In her speech to the Australian Financial Review Higher Education Summit in Melbourne last month, Education Minister the Hon. Julie Bishop said the Federal Government was committed to "less red tape, less regulation and greater flexibility" for Australian universities.

Personally, I don't see any evidence of that. Although Ms Bishop was speaking about university governance in that context, it seems like an odd statement to make at a time when the Government is not exactly leading by example.

If anything, the red tape - that is, the amount of extra administrative work the Government demands of us - appears to have increased in my time here. You need only to look at the Government's new Research Quality Framework (RQF) for an example of that.

I should point out that I agree with the basic aims of the RQF - that is, a framework designed to ensure that Australia's universities are conducting quality research. I fully support the idea of ensuring that all research is quality research.

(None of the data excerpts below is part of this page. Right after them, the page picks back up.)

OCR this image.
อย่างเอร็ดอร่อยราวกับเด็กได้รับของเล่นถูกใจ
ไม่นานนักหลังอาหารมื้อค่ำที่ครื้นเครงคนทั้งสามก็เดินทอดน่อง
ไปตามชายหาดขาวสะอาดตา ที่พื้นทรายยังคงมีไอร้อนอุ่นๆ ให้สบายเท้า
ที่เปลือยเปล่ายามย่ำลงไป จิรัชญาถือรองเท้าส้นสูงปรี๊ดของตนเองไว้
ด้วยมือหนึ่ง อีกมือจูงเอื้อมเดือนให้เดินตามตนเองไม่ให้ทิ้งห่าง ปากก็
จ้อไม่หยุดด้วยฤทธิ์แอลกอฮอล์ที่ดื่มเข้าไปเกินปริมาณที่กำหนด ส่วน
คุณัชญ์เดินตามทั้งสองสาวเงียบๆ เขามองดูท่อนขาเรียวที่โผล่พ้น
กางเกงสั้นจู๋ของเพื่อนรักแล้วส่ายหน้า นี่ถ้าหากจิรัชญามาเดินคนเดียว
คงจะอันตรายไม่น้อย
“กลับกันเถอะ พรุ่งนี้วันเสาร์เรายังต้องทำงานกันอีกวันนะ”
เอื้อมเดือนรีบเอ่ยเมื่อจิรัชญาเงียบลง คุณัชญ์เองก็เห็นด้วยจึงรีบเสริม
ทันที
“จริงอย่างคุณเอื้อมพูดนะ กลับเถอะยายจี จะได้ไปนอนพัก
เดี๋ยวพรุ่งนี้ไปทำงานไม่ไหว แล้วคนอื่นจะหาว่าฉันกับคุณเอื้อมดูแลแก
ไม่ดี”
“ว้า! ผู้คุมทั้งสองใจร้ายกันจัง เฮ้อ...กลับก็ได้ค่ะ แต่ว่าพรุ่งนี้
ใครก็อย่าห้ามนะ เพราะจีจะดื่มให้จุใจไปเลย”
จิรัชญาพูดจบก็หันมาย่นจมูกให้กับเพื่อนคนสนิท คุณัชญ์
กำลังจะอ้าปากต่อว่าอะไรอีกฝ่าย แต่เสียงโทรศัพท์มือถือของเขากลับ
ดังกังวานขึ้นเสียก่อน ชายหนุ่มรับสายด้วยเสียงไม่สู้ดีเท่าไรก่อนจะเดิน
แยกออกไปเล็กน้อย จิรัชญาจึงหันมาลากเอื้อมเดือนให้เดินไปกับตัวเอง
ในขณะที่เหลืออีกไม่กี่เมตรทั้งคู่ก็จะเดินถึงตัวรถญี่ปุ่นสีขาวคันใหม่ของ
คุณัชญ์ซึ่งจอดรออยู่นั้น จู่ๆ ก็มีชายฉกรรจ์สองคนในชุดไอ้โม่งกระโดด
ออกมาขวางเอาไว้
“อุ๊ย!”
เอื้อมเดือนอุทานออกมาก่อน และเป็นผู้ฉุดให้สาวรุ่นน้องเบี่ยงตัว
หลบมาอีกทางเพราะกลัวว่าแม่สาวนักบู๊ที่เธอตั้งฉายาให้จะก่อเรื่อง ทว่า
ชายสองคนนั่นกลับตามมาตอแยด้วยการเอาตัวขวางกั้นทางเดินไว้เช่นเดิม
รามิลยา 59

However, it's difficult to understand why the Federal Government is persisting with this particular model, which is costing the taxpayers millions of dollars, costing universities large amounts of money and time, and ignores the basis on which most of our research funding is provided.

We compete for most of the funding we receive, and industry will only fund quality outcomes that are relevant to their needs. Funding from the Australian Research Council and the National Health and Medical Research Council is both competitive and peer reviewed. So we compete for the money, we win the money, and then after we're done, under RQF, somebody says: "Now we want to conduct another process to see how good you are." We've already won the money - we must have been quite good to get it in the first place. Certainly, a peer review process only recommends further funding on the basis of excellence.

What the Government seems to be saying is that a framework used by the British 10 years ago, which they are abandoning, is good enough for us to try now. Unfortunately the RQF in its current form is too complex and too expensive.

The Government has, of course, committed substantial amounts of money to helping universities prepare for the RQF, but that won't come close to covering the costs. Australian universities everywhere are already incurring large costs preparing for the RQF.

If the Government wants to make universities and research groups more accountable for their research, there are several ways of doing it. The Government already has all of the metrics that we supply about our research, and I think you could get pretty close to making a judgement based on the information we provide.

According to the newspapers, the Labor Party says it might abandon the current scheme in favour of one that is metrics driven, with a bit of peer review and a balance between the disciplines. I'd have to say that's a better idea, and that's what the Group of Eight universities have been saying all along. And it certainly would involve less red tape.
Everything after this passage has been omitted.